I am moving several hyper-v VMs from an under-powered host to a newer host with an iSCSI array for storage. What is the best configuration for the iSCSI volume to get the best performance for hyper-v? Should I make one large LUN and then just put all the vhds on that LUN or would multiple smaller LUNs work better with hyper-v?
The host server is a Dell r710 with dual NICs dedicated to iSCSI with the Dell MPIO drivers installed. The MD3000i is using all iSSCI ports through the same physical switch as the r710.
Most of the servers are self contained machines and the disk I/O is not heavy for most of the machines. I do have three development servers that work as build target machines which have higher disk I/O than the other serevrs but the builds are not constantly running.
It really depends on the SAN, connectivity, and workload. For a single server it should be sufficient to have a single LUN. RAID10 will get you the best performance, though with the caching on most SAN devices RAID5 you'll usually not notice the performance penalty.

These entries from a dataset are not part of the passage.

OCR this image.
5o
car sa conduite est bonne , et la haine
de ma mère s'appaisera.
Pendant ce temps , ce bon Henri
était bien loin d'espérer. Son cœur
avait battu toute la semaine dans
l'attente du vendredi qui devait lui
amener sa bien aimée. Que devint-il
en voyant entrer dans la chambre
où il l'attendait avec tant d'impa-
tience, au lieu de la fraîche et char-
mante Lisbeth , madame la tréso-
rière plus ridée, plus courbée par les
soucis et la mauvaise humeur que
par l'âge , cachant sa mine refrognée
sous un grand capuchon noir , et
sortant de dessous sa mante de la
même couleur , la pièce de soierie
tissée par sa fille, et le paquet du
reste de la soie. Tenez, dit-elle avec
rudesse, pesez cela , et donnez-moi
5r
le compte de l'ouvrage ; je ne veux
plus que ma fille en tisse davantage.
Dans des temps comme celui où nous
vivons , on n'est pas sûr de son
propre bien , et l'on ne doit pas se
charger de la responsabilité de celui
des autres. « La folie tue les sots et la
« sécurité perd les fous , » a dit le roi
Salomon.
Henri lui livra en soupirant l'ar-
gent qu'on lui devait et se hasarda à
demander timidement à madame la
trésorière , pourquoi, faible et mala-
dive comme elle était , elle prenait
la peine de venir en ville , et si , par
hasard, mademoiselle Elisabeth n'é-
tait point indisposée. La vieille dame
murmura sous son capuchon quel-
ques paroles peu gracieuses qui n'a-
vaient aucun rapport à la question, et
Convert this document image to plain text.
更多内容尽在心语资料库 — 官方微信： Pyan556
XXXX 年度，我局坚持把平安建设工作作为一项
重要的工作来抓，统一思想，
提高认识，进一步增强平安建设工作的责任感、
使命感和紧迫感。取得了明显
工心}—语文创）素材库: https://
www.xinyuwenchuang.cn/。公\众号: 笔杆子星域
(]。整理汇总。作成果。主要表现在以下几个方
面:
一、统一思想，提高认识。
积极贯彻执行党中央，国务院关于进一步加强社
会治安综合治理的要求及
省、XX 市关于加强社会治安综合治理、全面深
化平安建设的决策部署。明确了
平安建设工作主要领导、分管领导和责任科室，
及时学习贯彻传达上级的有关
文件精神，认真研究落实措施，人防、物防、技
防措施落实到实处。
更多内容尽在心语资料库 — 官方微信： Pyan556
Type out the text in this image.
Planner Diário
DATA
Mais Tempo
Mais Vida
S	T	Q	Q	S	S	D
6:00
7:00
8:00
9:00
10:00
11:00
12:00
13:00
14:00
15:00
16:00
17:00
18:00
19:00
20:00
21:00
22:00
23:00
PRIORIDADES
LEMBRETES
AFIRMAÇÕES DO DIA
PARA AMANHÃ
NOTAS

The biggest difference is if you use one big LUN for all the VMs is that you can use dynamic VHDs, software snapshotting, and differencing VHDs. Using individual LUNs will yield better performance all around and allow you to use hardware snapshotting. Usually the former's benefits outweigh the latter. Most commonly the high performance VMs (SQL, etc) get passthrough LUNs and everything else shares a CSV.